Harold Silver, the protagonist of A.M. Homes' novel "May We Be Forgiven" (Viking, $27.95), hesitates when filling out the forms required to enter a nudist laser tag party he's been invited to by a woman he met online. "Not sure who you want to be tonight?" the man at the table asks. "Come as yourself, it keeps things simple. Once, we had a guy who bumped his head at a roller rink, and it took three days to figure out who he was."
In fact, it will take Harold a year to figure out who he is, and it's a year that begins with a stolen kiss from his brother's wife at Thanksgiving dinner and goes on to feature a terrible car accident, adultery, a murder, a stroke and many smaller catastrophes. Tossed out of his marriage, his home and his job (he is a Nixon scholar and a professor), the once disconnected Harold amasses myriad other relationships and responsibilities. Foremost among his new charges are his brother's children, Nate, 13, and Ashley, 11, who've been warehoused in prep schools. His bizarre 21st century pilgrim's progress teaches Harold something quite old-fashioned: how to form bonds with other people, and how to honor those bonds with dependability and care.
Homes is a ruthless yet tender and funny observer of American moral vacuity in all shapes and sizes, and this 10th novel is among her best. Founded on the Old Testament theme of rage and responsibility between brothers, it follows a contemporary Jewish family very far off the deep end. On the way, it gets all the details hilariously right, from the canister of cookies served by Harold's Aunt Lillian -- "when the Jews left Egypt, they took with them the tins of Danish Butter Cookies" -- to the buttons supplied by the party coordinator for NATE's BIG BM, a full-bore bar-mitzvah celebration held in a South African village.
Things get crazier and crazier, with Julie Nixon Eisenhower, a wilderness penal colony, a family of Chinese restaurateurs and an incarcerated Israeli arms dealer coming into the mix. While some developments at the end of the book start to strain its seams, Homes stops short of losing us and repays our investment in her characters, in the tense and tentative relationships they have begun to build.
Another modern Jewish family and another over-the-top bar mitzvah are at the center of Jami Attenberg's "The Middlesteins" (Grand Central, $24.99), the fourth and likely the breakout work from this author. At the center of her warmhearted dramedy is Edie Middlestein, a woman who can't stop eating, whose expansive personality and body are chronicled in vignettes ranging from "Edie, 62 pounds" to "Edie, 332 pounds." These are interleaved with chapters focusing on Edie's husband, Richard; her daughter, Robin; her son and his wife; and their soon-to-be bar-and-bat-mitzvahed twins.
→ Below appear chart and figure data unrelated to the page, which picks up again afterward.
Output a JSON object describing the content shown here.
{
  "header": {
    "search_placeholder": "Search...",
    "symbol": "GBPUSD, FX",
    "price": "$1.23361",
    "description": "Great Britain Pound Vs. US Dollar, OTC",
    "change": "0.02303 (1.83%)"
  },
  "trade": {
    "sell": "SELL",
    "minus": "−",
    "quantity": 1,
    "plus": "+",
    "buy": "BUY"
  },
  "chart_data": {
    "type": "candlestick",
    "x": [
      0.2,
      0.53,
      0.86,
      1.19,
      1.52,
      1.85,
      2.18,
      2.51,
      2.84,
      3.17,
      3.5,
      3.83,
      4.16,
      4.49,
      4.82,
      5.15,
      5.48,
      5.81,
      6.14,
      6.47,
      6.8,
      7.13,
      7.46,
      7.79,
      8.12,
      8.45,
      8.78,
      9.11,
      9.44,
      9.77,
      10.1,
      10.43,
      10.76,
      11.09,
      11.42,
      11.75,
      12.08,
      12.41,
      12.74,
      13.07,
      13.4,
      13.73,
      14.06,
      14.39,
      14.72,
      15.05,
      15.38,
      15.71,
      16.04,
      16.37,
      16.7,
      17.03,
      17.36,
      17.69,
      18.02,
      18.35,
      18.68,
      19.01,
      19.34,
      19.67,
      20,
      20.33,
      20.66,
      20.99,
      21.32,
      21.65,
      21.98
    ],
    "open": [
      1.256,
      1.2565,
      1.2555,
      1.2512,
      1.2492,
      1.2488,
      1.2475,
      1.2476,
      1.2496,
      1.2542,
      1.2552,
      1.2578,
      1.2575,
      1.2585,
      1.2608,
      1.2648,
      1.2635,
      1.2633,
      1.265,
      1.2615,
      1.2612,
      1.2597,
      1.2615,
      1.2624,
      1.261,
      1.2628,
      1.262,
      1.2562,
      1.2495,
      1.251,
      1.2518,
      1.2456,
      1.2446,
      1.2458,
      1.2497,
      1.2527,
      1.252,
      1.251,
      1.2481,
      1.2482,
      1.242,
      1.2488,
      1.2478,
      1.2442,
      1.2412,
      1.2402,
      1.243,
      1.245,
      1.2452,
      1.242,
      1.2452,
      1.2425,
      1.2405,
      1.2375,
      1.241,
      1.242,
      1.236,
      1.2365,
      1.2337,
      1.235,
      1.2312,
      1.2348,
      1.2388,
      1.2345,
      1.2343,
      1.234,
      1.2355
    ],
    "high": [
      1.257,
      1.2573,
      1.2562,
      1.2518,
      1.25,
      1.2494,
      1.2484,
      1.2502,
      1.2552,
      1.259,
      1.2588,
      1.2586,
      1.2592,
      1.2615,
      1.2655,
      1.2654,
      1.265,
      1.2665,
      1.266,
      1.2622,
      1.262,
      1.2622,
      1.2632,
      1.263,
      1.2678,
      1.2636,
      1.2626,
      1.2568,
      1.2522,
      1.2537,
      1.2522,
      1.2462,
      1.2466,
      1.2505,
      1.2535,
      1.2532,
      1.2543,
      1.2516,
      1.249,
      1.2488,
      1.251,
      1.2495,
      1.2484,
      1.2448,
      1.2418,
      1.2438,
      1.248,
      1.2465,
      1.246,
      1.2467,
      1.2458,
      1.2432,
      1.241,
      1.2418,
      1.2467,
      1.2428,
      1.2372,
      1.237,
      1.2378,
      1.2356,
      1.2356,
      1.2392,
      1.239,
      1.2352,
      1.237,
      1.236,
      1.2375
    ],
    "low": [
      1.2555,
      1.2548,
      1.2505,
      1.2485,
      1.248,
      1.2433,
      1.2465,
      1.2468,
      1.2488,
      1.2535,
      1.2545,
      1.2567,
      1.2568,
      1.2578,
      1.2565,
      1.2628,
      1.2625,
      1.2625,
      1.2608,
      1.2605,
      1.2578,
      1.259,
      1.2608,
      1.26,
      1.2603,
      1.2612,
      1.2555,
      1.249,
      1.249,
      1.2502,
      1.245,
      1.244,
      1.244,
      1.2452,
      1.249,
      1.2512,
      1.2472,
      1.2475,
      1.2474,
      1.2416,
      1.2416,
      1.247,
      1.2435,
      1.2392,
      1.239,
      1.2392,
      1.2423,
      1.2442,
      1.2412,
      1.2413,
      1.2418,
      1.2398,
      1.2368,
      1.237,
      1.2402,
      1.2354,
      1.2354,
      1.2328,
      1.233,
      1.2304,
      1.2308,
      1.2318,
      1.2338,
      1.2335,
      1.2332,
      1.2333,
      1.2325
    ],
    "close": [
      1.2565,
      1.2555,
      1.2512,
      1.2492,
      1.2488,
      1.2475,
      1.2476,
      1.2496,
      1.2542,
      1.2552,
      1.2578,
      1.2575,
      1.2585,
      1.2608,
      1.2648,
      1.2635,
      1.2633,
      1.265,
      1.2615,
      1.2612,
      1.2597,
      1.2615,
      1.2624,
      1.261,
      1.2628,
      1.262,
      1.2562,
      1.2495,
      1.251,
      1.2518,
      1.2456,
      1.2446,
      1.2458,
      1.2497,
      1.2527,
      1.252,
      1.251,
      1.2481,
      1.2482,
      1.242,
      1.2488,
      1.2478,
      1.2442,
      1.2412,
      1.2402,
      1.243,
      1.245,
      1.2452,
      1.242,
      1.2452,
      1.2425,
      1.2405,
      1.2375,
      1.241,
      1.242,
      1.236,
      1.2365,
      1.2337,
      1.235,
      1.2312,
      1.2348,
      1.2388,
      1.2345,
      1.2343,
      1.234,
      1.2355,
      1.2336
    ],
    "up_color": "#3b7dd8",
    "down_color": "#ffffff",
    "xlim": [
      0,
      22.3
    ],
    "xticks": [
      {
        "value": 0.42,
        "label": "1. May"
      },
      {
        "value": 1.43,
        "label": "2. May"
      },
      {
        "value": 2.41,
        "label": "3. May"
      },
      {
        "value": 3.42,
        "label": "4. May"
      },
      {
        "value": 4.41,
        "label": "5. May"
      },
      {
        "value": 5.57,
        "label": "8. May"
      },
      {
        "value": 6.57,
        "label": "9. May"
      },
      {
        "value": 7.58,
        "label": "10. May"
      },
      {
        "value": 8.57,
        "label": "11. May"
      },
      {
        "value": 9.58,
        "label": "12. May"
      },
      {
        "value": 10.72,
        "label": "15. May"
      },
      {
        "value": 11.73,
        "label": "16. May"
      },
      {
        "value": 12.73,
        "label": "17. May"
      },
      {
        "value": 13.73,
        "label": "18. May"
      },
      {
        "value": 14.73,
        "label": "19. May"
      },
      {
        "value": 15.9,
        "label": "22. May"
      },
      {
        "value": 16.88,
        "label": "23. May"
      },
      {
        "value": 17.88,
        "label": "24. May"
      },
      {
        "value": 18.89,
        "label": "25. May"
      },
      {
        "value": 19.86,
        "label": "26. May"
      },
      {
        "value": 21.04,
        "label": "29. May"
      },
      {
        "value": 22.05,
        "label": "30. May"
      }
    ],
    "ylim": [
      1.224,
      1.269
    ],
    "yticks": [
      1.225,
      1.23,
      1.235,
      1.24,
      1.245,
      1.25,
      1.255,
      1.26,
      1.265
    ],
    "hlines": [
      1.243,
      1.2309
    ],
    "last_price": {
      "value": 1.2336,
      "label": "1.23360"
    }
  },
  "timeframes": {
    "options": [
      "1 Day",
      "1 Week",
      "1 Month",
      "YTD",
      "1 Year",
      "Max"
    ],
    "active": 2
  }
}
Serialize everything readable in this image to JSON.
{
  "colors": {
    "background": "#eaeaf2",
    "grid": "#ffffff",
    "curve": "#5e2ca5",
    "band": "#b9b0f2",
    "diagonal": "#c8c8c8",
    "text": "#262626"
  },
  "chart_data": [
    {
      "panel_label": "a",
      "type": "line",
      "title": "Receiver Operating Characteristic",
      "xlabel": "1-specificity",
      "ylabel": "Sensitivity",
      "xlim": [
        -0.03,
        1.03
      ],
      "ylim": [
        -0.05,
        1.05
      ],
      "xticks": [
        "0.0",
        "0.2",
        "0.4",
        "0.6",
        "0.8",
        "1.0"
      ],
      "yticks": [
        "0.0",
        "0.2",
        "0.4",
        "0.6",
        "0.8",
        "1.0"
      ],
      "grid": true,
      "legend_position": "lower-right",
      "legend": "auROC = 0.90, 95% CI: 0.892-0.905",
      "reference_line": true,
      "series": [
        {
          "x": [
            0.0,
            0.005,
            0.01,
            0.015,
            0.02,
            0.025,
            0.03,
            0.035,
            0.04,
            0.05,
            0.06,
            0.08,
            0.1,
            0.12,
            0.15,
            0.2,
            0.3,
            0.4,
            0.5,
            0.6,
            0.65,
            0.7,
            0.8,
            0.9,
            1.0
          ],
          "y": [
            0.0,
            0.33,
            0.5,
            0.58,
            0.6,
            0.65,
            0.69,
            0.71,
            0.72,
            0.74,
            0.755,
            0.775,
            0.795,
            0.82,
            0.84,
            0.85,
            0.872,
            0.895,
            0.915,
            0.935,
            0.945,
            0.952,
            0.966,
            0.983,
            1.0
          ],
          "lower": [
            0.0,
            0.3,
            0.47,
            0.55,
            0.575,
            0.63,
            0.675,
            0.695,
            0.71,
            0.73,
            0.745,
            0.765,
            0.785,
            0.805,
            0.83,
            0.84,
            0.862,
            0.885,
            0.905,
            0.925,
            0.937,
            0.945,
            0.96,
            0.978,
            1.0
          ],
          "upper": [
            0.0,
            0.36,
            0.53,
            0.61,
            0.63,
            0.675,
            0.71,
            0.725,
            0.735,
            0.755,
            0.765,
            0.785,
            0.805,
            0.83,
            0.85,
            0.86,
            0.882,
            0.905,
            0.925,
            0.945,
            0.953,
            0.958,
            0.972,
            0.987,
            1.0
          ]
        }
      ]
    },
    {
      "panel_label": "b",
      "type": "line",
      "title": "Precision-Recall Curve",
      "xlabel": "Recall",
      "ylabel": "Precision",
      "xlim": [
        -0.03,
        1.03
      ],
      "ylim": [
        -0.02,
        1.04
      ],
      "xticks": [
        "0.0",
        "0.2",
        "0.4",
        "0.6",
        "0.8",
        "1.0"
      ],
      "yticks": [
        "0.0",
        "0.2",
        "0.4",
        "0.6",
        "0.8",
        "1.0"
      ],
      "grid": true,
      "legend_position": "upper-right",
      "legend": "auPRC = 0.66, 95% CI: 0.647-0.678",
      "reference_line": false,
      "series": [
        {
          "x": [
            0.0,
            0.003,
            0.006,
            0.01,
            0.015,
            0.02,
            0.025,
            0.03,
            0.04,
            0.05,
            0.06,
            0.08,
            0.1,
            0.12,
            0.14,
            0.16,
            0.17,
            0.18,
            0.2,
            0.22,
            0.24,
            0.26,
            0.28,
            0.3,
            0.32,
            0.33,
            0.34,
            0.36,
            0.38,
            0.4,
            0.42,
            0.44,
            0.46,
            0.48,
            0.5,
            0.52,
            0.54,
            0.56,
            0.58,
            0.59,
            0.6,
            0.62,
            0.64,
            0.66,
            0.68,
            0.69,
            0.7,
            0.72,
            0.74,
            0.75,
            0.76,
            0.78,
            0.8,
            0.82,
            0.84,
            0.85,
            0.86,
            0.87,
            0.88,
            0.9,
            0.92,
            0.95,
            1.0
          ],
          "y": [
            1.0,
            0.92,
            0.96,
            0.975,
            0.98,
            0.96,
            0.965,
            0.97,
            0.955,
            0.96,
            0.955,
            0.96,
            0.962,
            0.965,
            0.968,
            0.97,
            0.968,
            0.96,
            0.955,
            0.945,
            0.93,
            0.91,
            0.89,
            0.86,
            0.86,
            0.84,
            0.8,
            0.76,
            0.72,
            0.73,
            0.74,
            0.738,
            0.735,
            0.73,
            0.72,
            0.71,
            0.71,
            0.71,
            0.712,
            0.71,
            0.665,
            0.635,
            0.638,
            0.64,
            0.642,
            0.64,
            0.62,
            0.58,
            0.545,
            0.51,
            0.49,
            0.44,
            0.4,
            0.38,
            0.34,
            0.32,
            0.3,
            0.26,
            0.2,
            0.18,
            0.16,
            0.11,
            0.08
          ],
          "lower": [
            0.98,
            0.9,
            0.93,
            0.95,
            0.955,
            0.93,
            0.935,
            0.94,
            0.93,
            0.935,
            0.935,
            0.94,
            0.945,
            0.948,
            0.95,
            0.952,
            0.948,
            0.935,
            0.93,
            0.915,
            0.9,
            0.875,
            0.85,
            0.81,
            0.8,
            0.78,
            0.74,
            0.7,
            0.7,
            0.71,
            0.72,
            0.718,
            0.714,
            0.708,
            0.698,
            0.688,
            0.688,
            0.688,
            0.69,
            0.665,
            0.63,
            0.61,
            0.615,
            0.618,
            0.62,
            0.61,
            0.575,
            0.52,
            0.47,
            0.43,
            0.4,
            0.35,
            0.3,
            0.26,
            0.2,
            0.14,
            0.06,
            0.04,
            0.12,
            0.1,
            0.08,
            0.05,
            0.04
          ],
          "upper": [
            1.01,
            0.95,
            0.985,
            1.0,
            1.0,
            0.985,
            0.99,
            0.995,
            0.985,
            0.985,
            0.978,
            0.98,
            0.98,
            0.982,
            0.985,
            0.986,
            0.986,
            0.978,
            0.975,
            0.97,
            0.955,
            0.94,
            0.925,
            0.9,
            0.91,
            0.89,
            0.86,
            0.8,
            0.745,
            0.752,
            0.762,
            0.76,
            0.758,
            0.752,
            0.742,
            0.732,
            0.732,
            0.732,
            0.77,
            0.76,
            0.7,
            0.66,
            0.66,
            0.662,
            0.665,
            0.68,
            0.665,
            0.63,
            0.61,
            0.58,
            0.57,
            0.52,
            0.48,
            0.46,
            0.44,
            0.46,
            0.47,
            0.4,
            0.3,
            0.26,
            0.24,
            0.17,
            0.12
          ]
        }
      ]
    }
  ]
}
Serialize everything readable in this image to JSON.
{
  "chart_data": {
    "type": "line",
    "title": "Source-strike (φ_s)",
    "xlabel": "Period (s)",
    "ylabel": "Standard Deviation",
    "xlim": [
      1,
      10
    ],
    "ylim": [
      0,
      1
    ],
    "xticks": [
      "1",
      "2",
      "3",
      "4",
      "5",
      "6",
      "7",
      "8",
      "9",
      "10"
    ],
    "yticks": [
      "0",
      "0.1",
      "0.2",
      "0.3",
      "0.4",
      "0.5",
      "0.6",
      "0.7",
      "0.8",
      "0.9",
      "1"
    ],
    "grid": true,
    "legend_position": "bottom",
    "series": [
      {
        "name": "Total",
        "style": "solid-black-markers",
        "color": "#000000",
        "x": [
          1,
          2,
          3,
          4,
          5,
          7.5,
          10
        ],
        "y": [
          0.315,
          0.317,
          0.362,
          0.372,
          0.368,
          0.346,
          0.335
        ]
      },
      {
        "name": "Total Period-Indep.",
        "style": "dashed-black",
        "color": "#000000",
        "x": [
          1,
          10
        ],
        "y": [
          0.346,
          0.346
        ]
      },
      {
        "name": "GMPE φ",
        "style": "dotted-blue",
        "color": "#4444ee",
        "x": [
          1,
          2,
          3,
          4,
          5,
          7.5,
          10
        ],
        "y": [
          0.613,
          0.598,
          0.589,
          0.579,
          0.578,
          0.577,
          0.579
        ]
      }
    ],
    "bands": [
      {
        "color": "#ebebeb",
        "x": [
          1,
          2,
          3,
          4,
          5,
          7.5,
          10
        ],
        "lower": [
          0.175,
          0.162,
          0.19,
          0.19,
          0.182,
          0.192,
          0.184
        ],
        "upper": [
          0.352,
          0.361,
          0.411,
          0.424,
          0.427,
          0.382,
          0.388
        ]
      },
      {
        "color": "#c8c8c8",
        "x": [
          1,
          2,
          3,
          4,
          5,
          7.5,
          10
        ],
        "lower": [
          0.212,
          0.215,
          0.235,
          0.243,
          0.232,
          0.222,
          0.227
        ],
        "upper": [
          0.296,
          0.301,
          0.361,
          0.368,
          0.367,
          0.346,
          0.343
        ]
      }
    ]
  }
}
Edie is killing herself with her eating, and her family is going crazy from it. Her daughter-in-law and daughter try desperately to control her, her son loses his beautiful head of hair, her granddaughter jumps out a window and her hideously henpecked husband infuriates everyone by leaving her just as she is going in for surgery. Yet, somehow, the novel never lets you feel sorry for Edie. She is smart, feisty and six feet tall. At her best, in college, she has a "lovely plush body" and her dark curls are "a tantalizing contrast with her green dress." Even at her heaviest, she looks "glorious," and she has a passionate admirer, a master Chinese chef at a nearby restaurant. Attenberg describes his dishes with such luscious intensity, addiction seems a rational response.
Everyone in this book is hungry for something, and almost everyone is caught up in the current obsession with food and diet. The book's climax, the b'nai mitzvah party itself, is narrated in the second person plural, the "we" of four older couples who are longtime family friends. Befuddled by the decor, the break-dancing, the protocol of the separated grandparents, one thing seems perfectly right to them: "We are happy to inform you we were not disappointed with the food. The salmon -- obviously we all ordered the salmon over the chicken, because (a) we just knew that chicken was going to be covered in cream sauce, and boy, was it ever, and (b) you can't get enough omega-3 these days -- was delicious."
Attenberg perfectly captures the spoken and internal voices of her three generations of Midwestern Jews, in love and at odds, and delivers a bittersweet ending that ties them together in a hopeful new way.